Shanghai-China has the highest scores in mathematics, with a mean score of 613 points—119 points, or the equivalent of nearly three years of schooling, above the OECD average. Singapore, Hong Kong-China, Chinese Taipei, Korea, Macao-China, Japan, Liechtenstein, Switzerland, and the Netherlands, in descending order, round out the top ten performers in mathematics.
Of the 64 countries and economies with trend data for the years 2003–2012, 25 countries improved in mathematics performance.
Across the OECD countries, an average of 13% of students are top performers in mathematics, achieving Levels 5 or 6; they can develop and work with models for complex situations, and work strategically using broad, well-developed thinking and reasoning skills. The partner economy Shanghai-China has the largest proportion of students performing at these levels (55%), followed by Singapore (40%), Chinese Taipei (37%) and Hong Kong-China (34%). At the same time, however, 23% of students in OECD countries, and 32% of students in all participating countries and economies, did not reach the baseline Level 2 in the PISA mathematics assessment. At this level, students can extract relevant information from a single source and use basic algorithms, formulae, procedures, or conventions to solve problems involving whole numbers.

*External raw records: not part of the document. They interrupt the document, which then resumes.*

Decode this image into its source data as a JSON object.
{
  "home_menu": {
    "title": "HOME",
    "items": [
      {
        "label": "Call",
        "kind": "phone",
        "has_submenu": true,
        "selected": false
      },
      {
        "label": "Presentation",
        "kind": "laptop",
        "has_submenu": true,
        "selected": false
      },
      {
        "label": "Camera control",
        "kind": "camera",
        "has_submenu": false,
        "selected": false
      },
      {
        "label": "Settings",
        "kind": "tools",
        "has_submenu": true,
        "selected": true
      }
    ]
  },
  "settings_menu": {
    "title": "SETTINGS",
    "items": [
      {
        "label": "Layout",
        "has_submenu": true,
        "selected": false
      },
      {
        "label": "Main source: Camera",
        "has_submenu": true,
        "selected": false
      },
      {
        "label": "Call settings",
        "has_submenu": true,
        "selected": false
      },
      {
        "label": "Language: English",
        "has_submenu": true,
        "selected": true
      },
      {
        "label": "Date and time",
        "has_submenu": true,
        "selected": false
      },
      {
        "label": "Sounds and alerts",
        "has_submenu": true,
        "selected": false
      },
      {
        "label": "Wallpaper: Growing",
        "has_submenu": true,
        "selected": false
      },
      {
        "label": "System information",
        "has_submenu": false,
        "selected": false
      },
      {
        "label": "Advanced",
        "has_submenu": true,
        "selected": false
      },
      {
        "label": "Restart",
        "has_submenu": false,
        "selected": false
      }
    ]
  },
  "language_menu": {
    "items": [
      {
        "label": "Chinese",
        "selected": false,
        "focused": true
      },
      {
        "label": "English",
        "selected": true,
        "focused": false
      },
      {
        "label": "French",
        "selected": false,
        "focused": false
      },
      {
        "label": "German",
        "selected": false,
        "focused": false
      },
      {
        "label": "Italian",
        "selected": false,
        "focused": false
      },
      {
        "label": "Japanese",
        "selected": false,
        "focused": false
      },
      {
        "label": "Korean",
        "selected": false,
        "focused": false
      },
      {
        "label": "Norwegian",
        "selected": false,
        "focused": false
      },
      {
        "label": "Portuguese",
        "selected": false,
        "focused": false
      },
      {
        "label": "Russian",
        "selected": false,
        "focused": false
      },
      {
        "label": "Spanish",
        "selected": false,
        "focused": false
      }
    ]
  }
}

Between 2003 and 2012, Italy, Poland, and Portugal increased their share of top performers and simultaneously reduced their share of low performers in mathematics.
Boys perform better than girls in mathematics in only 38 out of the 65 countries and economies that participated in PISA 2012, and girls outperform boys in 5 countries.
Shanghai-China, Hong Kong-China, Singapore, Japan and Korea are the five highest-performing countries and economies in reading in PISA 2012.
Of the 64 countries and economies with comparable data throughout their participation in PISA, 32 improved their reading performance.
Across the OECD countries, 8% of students are top performers in reading, achieving Levels 5 or 6. These students can handle texts that are unfamiliar in either form or content and conduct fine-grained analyses. Shanghai-China has the largest proportion of top performers (25%) among all participating countries and economies. More than 15% of students in Hong Kong-China, Japan, and Singapore are top performers in reading, as are more than 10% of students in Australia, Belgium, Canada, Finland, France, Ireland, Korea, Liechtenstein, New Zealand, Norway, Poland, and Chinese Taipei.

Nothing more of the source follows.